Nov01
I have received the go ahead from the Marketing people over at the PCI Security Standards Council to interview Bob Russo, the PCI Council’s General Manager (I met him at the PCI mini-seminar I blogged about). Since I haven’t been into podcasting for a while, I am going to go down the Cutaway path and send him a series of questions via a Word doc. But I thought it would be cool for a lot of the questions to come from my readers. BTW, the final interview will be posted on my Computerworld blog.
Soooo, if you are interested in PCI and want to ask THE MAN some questions, please send me questions at questions_at_infosecplace.com or my contact page.
Vet
Jeremiah,
Great questions. I will add them to the list.
Michael
I got some…
1) Websites are publicly exposed all the time for having XSS and SQL injection vulnerabilities, both of which are not supposed to appear on certified websites according to the standard. When/If this happens on a PCI-certified website, is the website still be considered certified after the point of disclosure?

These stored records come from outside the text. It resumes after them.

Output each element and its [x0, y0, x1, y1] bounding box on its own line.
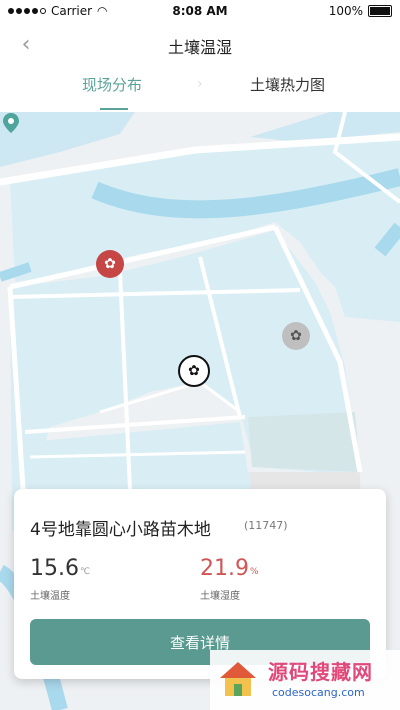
page-title: 土壤温湿: [167, 38, 232, 57]
watermark: 源码搜藏网 codesocang.com: [210, 650, 400, 710]
watermark-url: codesocang.com: [272, 686, 365, 699]
nav-bar: ‹ 土壤温湿: [0, 22, 400, 68]
plant-icon: ✿: [104, 256, 116, 272]
temperature-unit: ℃: [80, 567, 91, 577]
watermark-title: 源码搜藏网: [268, 660, 373, 684]
tab-soil-heatmap[interactable]: 土壤热力图: [250, 74, 325, 95]
active-tab-indicator: [100, 108, 128, 110]
battery-icon: [368, 5, 392, 17]
humidity-value: 21.9: [200, 556, 249, 581]
location-pin-icon[interactable]: [0, 112, 22, 134]
plant-icon: ✿: [290, 328, 302, 344]
house-logo-icon: [220, 662, 256, 696]
plant-marker-red[interactable]: ✿: [96, 250, 124, 278]
status-bar: Carrier ◠ 8:08 AM 100%: [0, 0, 400, 22]
battery-percent: 100%: [328, 4, 363, 18]
plant-icon: ✿: [188, 363, 200, 379]
plant-marker-black[interactable]: ✿: [178, 355, 210, 387]
tab-bar: 现场分布 › 土壤热力图: [0, 68, 400, 112]
tab-field-distribution[interactable]: 现场分布: [82, 74, 142, 95]
field-id: (11747): [244, 519, 288, 532]
temperature-value: 15.6: [30, 556, 79, 581]
humidity-unit: %: [250, 567, 259, 577]
humidity-label: 土壤湿度: [200, 591, 240, 602]
plant-marker-gray[interactable]: ✿: [282, 322, 310, 350]
temperature-label: 土壤温度: [30, 591, 70, 602]
field-title: 4号地靠圆心小路苗木地: [30, 520, 211, 540]
status-right: 100%: [329, 4, 392, 18]
tab-separator: ›: [197, 76, 203, 92]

2) Let’s say the exposed vulnerability was found to have been missed during the last PCI audit/scan (no fault of the merchant), does the QSA or ASV who certified the website potentially risk any PCI Council disciplinary action? What if this becomes a pattern rather than a one-time event? Has any type of vendor disciplinary action been levied before?
3) Is it the PCI Council’s position that merchants who are PCI certified are “100% secure” against the compromise of cardholder information? If not, then are PCI-compliant merchants free from liability and further disciplinary action (fees, etc.) if an incident were still to occur?